Designed by the architect John Buckler and built between 1824 and 1827 for Robert Grosvenor, who was at the time the 2nd Earl Grosvenor, and later the 1st Marquess of Westminster, Halkyn Castle was a secondary residence and hunting lodge for the Grosvenor family. Oxley purchased the property in Flintshire, North Wales, with a view to establishing another independent school but planning permission was not granted. He therefore used the castle for school trips and charitable purposes.

== Liverpool Bible College ==
A devout Christian, Oxley also ran a bible college in the Toxteth area of Liverpool. At the time of the Toxteth riots, he stayed overnight at the premises to protect the building from any possible violence from the Toxteth rioters.
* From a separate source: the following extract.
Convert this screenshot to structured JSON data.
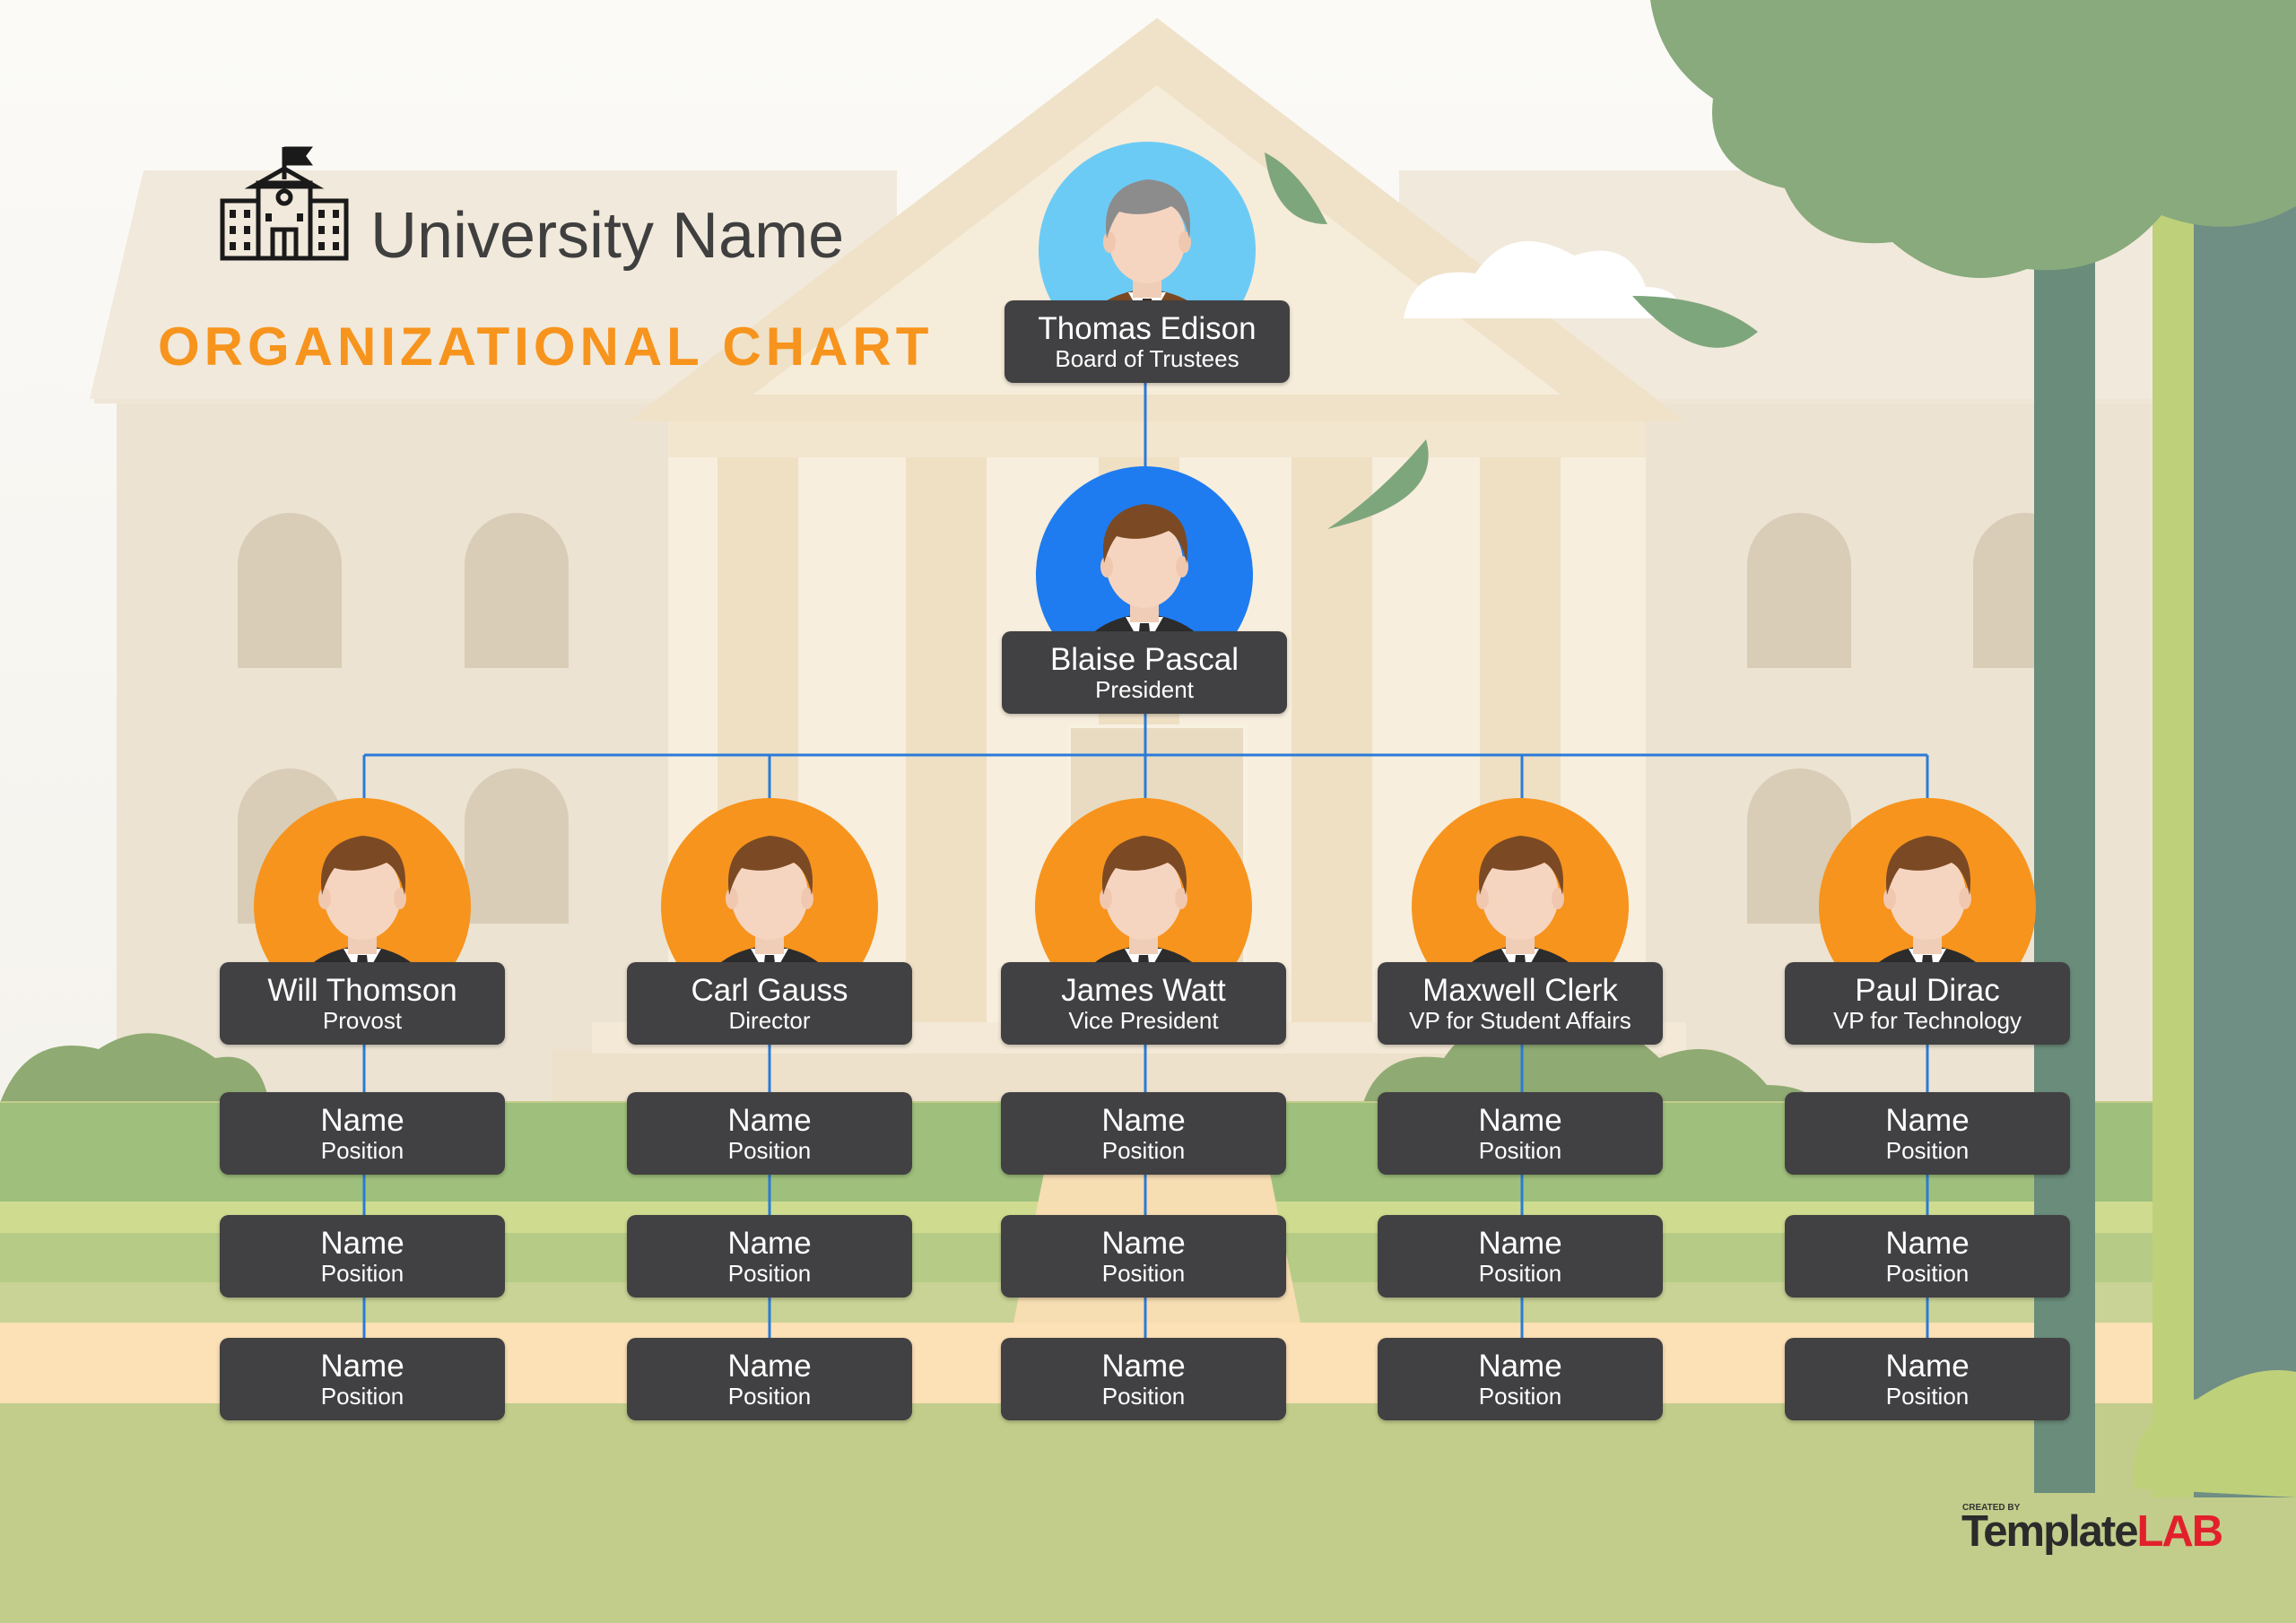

== Missionary Work in India ==
Oxley believed in propagating his Christian faith and made ten visits to India in support of Christian schools, orphanages and for missionary work.

== Legacy ==

Oxley died of cancer in the autumn of 1987.

Oxley established three Christian independent Schools.

He protested against sex shops in several northern towns, child abuse, pornography and blasphemy.

He was against the re-marriage of divorcees, and Chairman of the National Campaign for Law and Order. He campaigned for capital punishment to be re-introduced, citing his “Christian belief” as the reason for this. With regard to the Church of England, he believed it had been “infiltrated by atheistic humanism”.

== Infiltration of the Paedophile Information Exchange ==
Charles Oxley was friends with Mary Whitehouse and Vice President of her National Viewers and Listeners Association. What eventually became his most high profile fame was when, in 1983, he spied on the Paedophile Information Exchange, joining it under an assumed name.

In August 1983, Oxley handed over a dossier about the Paedophile Information Exchange to Scotland Yard, having supplied the authorities with inside information for a year. From this dossier, a special report was drawn up for Home Secretary Leon Brittan and led to criminal prosecutions. Oxley’s testimony at the Royal Courts of Justice led to three of its leaders going to prison.

This was first reported on 25 August 1983 in the Glasgow Herald. The Independent Inquiry into Child Sexual Abuse, published in 2020, focused on the Paedophile Information Exchange in part of their report, which covered the period 1974 to 1984, thus including the period that Oxley was spying on the group.